True reactive hypoglycaemia is diagnosed when symptoms of sweating,
tremor, anxiety, and irritability occur at the same time as the
documented low blood sugar level. Such a diagnosis may indicate the
early presence of a disease such as diabetes.



Hyperactive behavior



Hyperactivity is a childhood problem often discussed in relation to
nutrition. This condition is characterized by problems of inattention,
excessive motion, impulsivity, learning disabilities, and related
problems of conduct.



Food additives, especially artificial dyes and colours, can cause hyperactivity.

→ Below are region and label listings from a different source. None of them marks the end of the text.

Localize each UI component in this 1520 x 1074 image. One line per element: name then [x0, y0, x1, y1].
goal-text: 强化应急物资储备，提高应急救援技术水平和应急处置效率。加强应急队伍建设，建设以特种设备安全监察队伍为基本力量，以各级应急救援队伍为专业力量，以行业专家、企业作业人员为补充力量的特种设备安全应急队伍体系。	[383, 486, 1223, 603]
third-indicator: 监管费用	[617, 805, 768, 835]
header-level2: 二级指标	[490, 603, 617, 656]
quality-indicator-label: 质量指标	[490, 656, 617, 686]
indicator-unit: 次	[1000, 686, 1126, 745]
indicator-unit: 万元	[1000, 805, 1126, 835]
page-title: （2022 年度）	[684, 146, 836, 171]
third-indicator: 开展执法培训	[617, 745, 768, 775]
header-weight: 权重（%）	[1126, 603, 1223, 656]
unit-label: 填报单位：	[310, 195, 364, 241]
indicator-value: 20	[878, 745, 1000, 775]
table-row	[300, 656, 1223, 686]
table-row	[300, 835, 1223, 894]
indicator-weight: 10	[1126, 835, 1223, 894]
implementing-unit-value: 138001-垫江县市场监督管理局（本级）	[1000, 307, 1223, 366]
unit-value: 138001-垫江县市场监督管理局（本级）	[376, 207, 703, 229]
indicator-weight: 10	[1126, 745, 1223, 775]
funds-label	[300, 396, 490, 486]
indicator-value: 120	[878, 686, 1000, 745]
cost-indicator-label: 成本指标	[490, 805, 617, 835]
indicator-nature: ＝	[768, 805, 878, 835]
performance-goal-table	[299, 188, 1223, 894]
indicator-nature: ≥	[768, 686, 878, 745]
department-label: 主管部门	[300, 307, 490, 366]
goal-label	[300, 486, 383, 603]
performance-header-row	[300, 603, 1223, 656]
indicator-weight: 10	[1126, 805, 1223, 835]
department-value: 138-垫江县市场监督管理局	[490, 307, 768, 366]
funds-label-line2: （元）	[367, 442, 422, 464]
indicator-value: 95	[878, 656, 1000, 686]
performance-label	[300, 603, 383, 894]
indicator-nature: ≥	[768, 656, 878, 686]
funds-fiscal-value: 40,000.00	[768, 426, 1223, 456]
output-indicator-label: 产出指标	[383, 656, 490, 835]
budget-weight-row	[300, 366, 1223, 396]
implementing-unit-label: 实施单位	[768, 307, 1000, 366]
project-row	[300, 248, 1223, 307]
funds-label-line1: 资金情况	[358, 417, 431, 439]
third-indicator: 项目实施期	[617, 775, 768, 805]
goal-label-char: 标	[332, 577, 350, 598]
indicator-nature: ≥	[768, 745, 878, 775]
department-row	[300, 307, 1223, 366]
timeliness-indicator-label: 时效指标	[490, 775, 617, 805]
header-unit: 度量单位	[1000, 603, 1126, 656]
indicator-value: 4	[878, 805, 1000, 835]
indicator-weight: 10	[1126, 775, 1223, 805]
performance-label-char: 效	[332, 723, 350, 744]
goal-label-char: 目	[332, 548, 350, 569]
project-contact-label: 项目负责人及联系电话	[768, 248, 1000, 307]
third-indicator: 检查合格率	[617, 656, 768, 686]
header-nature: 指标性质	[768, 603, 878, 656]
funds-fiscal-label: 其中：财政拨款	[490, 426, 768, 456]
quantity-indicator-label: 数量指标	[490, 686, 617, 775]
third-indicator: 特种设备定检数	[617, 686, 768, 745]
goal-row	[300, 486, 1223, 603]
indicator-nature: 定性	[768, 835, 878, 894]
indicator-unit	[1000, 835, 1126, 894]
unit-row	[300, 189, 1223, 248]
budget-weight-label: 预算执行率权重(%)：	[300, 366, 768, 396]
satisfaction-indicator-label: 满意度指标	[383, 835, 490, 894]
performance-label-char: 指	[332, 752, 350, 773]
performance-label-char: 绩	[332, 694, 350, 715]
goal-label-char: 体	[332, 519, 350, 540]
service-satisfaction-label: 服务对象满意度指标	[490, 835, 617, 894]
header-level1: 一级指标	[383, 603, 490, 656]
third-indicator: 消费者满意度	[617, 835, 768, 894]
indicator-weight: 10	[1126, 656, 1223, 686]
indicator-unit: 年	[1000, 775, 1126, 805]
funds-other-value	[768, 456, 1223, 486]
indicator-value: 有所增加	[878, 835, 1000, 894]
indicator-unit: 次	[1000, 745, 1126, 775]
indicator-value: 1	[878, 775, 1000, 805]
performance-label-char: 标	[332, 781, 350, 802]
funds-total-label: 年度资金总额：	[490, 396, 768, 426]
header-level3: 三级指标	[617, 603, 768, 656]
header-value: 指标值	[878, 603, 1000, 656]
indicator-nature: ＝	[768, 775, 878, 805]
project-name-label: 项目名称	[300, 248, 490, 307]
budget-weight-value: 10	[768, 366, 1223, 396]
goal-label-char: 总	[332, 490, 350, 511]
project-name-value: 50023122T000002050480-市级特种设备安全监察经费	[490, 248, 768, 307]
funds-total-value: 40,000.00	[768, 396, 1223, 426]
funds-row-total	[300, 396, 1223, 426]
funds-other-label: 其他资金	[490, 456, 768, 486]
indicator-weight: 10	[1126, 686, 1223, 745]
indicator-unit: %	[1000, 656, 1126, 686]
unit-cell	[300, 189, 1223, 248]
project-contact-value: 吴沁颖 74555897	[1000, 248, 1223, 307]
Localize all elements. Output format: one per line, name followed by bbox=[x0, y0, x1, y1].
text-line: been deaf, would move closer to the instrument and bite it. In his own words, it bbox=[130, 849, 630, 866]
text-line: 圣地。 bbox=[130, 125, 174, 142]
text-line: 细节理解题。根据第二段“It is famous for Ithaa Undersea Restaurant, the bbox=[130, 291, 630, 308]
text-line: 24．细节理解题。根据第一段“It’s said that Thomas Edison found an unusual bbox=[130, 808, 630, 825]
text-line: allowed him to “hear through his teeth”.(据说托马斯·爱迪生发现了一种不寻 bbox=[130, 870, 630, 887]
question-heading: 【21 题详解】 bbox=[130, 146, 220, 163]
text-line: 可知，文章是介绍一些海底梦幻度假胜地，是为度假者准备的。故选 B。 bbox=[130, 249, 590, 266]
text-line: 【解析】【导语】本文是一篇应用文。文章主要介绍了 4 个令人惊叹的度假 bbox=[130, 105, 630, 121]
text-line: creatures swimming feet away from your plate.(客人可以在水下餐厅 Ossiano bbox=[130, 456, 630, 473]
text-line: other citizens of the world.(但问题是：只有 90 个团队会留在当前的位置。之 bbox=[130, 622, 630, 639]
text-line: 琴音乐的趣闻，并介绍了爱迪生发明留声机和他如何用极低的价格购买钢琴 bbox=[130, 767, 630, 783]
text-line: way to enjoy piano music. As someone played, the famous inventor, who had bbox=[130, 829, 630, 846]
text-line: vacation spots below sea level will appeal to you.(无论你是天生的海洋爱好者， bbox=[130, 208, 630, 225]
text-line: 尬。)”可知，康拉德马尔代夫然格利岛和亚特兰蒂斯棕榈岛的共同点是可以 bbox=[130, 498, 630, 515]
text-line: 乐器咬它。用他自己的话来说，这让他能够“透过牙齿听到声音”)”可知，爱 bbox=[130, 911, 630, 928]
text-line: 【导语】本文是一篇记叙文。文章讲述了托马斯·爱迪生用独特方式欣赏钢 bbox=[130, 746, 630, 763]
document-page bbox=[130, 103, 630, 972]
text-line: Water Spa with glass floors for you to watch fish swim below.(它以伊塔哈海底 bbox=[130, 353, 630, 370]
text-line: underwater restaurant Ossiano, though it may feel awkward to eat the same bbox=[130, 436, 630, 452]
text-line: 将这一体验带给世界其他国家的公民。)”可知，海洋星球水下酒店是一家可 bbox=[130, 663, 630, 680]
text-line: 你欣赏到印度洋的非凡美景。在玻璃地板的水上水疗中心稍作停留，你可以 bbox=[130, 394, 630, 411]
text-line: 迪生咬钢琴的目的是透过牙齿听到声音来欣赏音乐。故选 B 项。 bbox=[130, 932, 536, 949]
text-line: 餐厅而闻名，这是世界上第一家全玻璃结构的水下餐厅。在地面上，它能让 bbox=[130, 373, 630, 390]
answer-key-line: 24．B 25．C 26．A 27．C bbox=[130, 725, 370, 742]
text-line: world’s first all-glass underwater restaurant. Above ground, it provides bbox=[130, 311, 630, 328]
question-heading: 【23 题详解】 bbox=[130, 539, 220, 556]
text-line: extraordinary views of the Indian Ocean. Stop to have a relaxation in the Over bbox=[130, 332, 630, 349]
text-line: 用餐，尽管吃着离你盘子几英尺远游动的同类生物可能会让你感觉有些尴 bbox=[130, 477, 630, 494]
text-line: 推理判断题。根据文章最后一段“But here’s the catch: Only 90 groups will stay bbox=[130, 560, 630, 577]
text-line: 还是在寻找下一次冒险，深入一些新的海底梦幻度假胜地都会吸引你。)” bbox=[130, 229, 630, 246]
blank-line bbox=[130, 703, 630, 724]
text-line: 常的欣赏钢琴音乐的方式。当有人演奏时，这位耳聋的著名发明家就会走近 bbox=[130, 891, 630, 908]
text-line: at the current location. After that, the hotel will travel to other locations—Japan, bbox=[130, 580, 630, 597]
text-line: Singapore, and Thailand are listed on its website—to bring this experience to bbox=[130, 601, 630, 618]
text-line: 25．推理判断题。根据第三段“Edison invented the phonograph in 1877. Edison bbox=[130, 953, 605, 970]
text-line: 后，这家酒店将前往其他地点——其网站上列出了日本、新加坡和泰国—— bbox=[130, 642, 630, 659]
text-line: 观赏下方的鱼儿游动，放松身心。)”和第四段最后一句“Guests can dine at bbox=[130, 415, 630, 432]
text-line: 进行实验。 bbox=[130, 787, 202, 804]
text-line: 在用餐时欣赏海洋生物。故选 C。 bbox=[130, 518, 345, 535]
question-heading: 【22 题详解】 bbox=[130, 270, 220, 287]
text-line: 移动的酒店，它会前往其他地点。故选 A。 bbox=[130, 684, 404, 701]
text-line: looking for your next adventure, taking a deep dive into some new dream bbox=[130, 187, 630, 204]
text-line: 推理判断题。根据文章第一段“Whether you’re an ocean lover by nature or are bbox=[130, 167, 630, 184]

Implications for Public Health Policy



Studies in patients with eating disorders and other chronic disease
conditions emphasize the importance of modification of diet-related
behavior in these conditions. Although evidence linking dietary
caffeine, refined sugars, and food additives to behavioral disorders is
uncertain, their elimination from thediet will not impair nutritional
status and can be recommended to patients on an individual trial basis.



Nutrition Programs and Services



Food Labels:Evidence related to the role of dietary factors in behavioral disorders holds no implication for food labeling policies.



Food Services:Evidence related to the role of dietary
factors in behavioral disorders holds no special implications for
changes in policies related to food programs beyond the dietary
guidelines suggested by Department of Agriculture and the Department of
Health and Human Services. [The Surgeon General's Report on Nutrition & Health, 1988.]